Analysts came away from Shopify’s Investor Day with a bearish view on the stock, citing “limited room for further multiple expansion.”
“While we continue to hold a favorable view of Shopify's overall strategy and competitive positioning within eCommerce, shares have risen +53% since the company reported 3Q23 results on November 2nd and now trade at a significant premium relative to software peers across key valuation metrics,” Wedbush analysts wrote in a note.
Wedbush analysts were zeroed in on the company's long-term strategy, competitive positioning, and potential growth drivers at Investor Day.

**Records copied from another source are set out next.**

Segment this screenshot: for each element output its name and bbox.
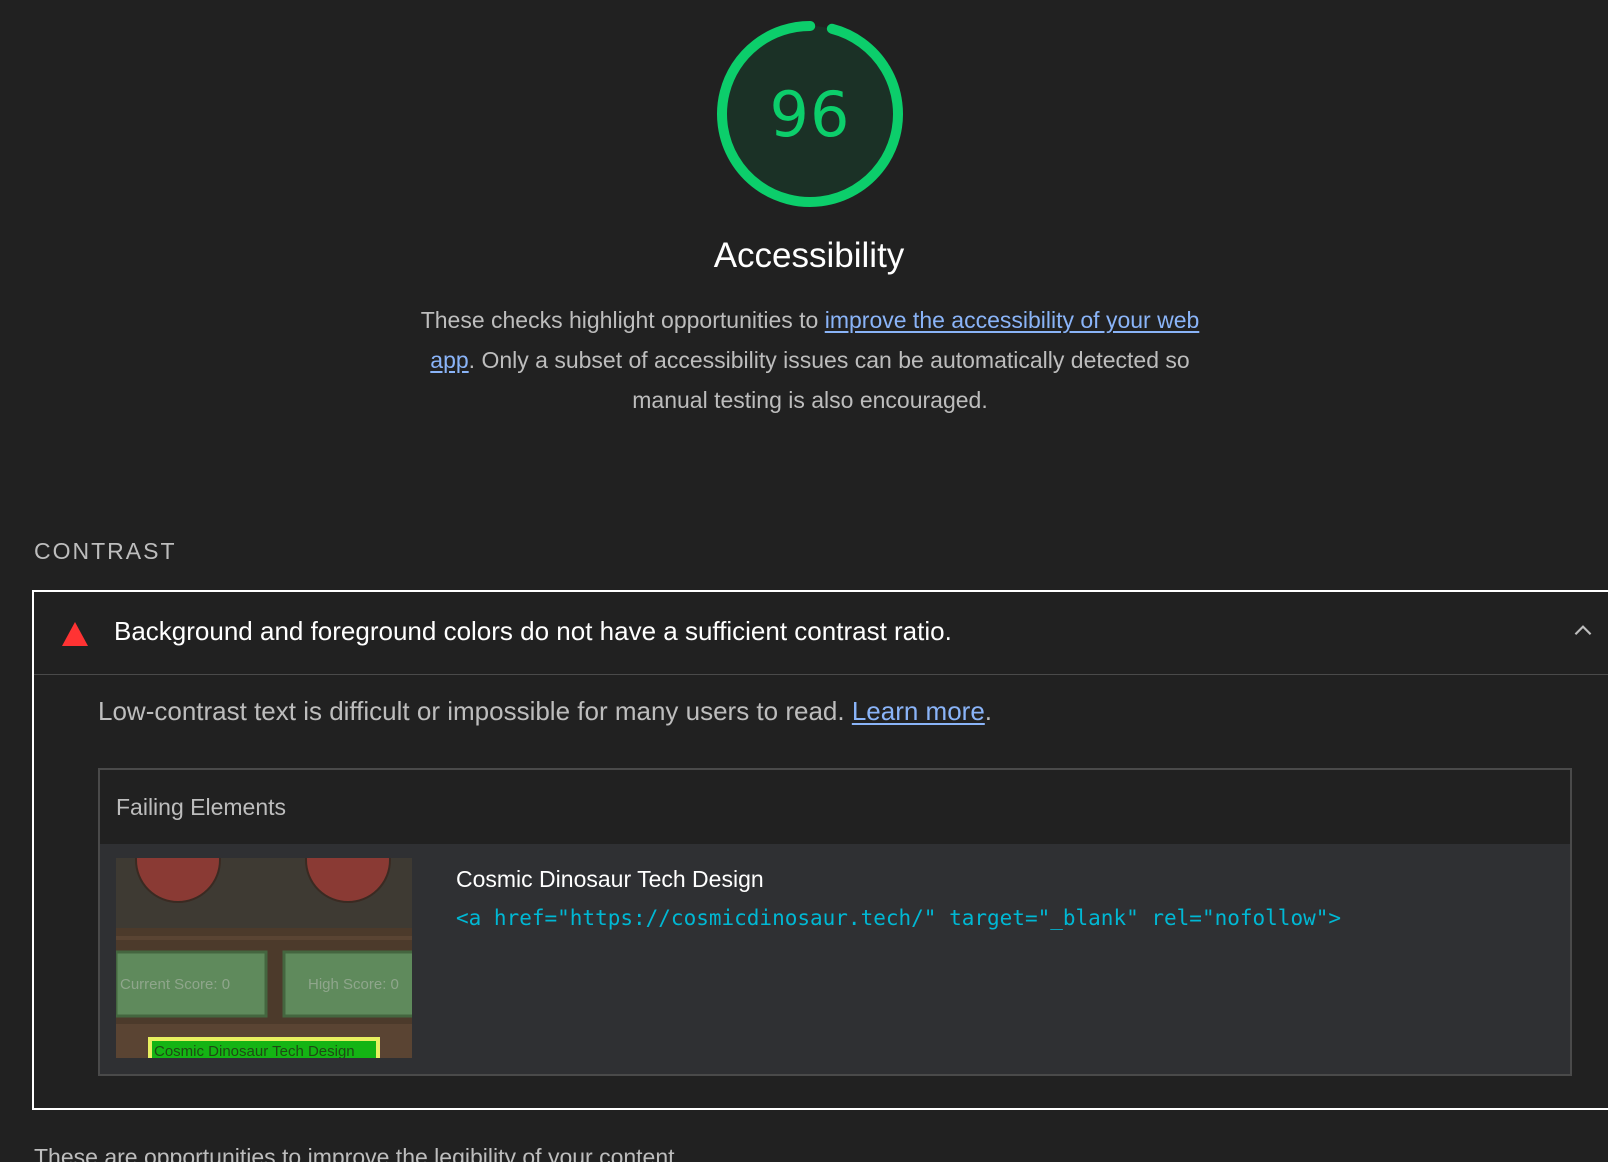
score-value: 96 [769, 77, 851, 151]
audit-title: Background and foreground colors do not … [114, 616, 952, 646]
audit-description: Low-contrast text is difficult or imposs… [98, 696, 992, 727]
node-snippet[interactable]: <a href="https://cosmicdinosaur.tech/" t… [456, 906, 1341, 930]
table-row[interactable]: Current Score: 0 High Score: 0 Cosmic Di… [100, 844, 1570, 1074]
chevron-up-icon[interactable] [1570, 618, 1596, 644]
lighthouse-report: 96 Accessibility These checks highlight … [0, 0, 1608, 1162]
audit-header-toggle[interactable]: Background and foreground colors do not … [34, 592, 1608, 675]
group-title: CONTRAST [34, 538, 177, 564]
group-description: These are opportunities to improve the l… [34, 1144, 681, 1162]
screenshot-current-score: Current Score: 0 [120, 976, 230, 993]
screenshot-highlight-text: Cosmic Dinosaur Tech Design [154, 1043, 355, 1058]
learn-more-link[interactable]: Learn more [852, 696, 985, 726]
contrast-audit: Background and foreground colors do not … [32, 590, 1608, 1110]
warning-triangle-icon [62, 622, 88, 646]
audit-description-period: . [984, 696, 993, 726]
column-header: Failing Elements [116, 794, 287, 820]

Despite increased confidence in Shopify's market share expansion, they found no significant changes to the long-term Total Addressable Market (TAM) and monetization outlook.
Shopify's stock is trading at a premium compared to peers, especially in terms of valuation metrics, Wedbush noted.
The revised target price of $68 reflects concerns about the current valuation.
While the outlook for Shopify remains positive, the analysts recommend exploring other eCommerce opportunities for potential upside, particularly Amazon (NASDAQ:AMZN, Outperform) and MercadoLibre (NASDAQ:MELI, Outperform).
Both US-listed and Canadian-listed shares of Shopify were down 2.7% by midmorning.